Inchworm, written by Broadway composer Frank Loesser, sounds simple but is deceptively complex with its “mathematical” chorus.
“There’s a child’s nursery rhyme element in it,” Bowie told Performing Songwriter magazine in 2003. “And there’s something so sad and mournful and poignant about it.”
Whereas in Space Oddity the singer was Major Tom, in Ashes to Ashes the singer — in the very final lines — treats him as a third party, and at the only point identifiably anything like a nursery rhyme: “My mother said to get things done / You’d better not mess with Major Tom.”
Elsewhere Bowie turns to lyrics of cut-and-paste, reassembled randomness, although one apparently nonsensical line may owe its presence to the dada movement Bowie and his band — by now Brian Eno was part of the gang — are said to have studied while in Berlin recording Low: “Time and again I tell myself / I’ll stay clean tonight / But the little green wheels are following me.”

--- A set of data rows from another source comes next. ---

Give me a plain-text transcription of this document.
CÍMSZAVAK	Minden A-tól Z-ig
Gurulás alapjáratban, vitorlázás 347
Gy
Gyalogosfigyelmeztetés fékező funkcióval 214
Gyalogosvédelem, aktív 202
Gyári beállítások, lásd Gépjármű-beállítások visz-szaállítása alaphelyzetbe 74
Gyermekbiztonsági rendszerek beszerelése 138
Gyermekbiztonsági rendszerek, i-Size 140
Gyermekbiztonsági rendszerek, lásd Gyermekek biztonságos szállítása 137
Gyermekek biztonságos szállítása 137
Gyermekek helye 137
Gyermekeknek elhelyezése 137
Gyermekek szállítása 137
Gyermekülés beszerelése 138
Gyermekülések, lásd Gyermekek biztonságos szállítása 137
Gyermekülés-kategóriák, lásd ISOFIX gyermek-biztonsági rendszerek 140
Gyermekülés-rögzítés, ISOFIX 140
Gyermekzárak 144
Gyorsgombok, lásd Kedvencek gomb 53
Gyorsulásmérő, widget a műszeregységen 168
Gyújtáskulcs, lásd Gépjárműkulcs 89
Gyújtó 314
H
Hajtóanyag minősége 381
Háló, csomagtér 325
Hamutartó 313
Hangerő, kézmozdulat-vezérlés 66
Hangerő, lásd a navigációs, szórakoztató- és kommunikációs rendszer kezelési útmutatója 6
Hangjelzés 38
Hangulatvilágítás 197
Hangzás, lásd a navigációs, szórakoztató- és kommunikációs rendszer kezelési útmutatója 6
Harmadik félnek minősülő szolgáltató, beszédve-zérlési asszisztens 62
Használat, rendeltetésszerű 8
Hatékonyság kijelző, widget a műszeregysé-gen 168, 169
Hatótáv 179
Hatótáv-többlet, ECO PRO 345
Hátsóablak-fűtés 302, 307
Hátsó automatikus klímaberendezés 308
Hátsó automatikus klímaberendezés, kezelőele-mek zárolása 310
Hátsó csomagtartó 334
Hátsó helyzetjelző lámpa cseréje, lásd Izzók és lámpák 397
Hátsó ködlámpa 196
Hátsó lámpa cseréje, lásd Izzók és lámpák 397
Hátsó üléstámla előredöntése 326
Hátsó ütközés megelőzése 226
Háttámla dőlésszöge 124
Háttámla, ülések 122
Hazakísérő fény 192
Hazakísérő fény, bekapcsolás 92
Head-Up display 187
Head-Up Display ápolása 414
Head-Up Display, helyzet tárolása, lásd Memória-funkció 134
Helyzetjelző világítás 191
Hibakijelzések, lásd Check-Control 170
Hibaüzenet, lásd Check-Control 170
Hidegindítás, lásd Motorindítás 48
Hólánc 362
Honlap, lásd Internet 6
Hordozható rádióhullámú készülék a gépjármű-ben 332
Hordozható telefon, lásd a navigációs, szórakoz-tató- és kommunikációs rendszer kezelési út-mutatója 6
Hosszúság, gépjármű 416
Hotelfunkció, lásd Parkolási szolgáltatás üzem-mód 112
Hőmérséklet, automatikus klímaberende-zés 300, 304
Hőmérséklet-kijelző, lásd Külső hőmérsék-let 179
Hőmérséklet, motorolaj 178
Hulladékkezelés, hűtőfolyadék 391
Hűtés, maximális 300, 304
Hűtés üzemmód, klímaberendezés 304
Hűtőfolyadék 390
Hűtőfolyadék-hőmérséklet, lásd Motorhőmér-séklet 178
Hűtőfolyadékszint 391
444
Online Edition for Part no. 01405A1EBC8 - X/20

The addicts’ regret is clear enough, but what of those little green wheels? Like Bowie, Kurt Schwitters went to art school and was drawn to painting, poetry, design and typography. Schwitters dabbled in dadaesque Jabberwocky-like writing and one such poem, An Anna Blume (To Anna Flower), bears the line: “Blue is the colour of your yellow hair; Red is the whirl of your green wheels.”
Ashes to Ashes went to No 1 on the British singles chart, falling a little short of that here in September 1980.
An astronaut, almost certainly Major Tom, makes an appearance as a skull in a spacesuit in the video of Bowie’s final single, Blackstar, released before his death two days after turning 69 in January.
Bowie’s spaceman turned up again in German singer Peter Schilling’s 1983 dance hit Major Tom (Completely Detached), and two decades later the Canadian artist known as KIA (Kirby Ian Anderson) released Mrs Major Tom. All of which were interpreted on an unlistenable space-themed album released in 2011 by Star Trek hero William Shatner called Seeking Major Tom that it so bad that it’s almost … no, it’s just ridiculous.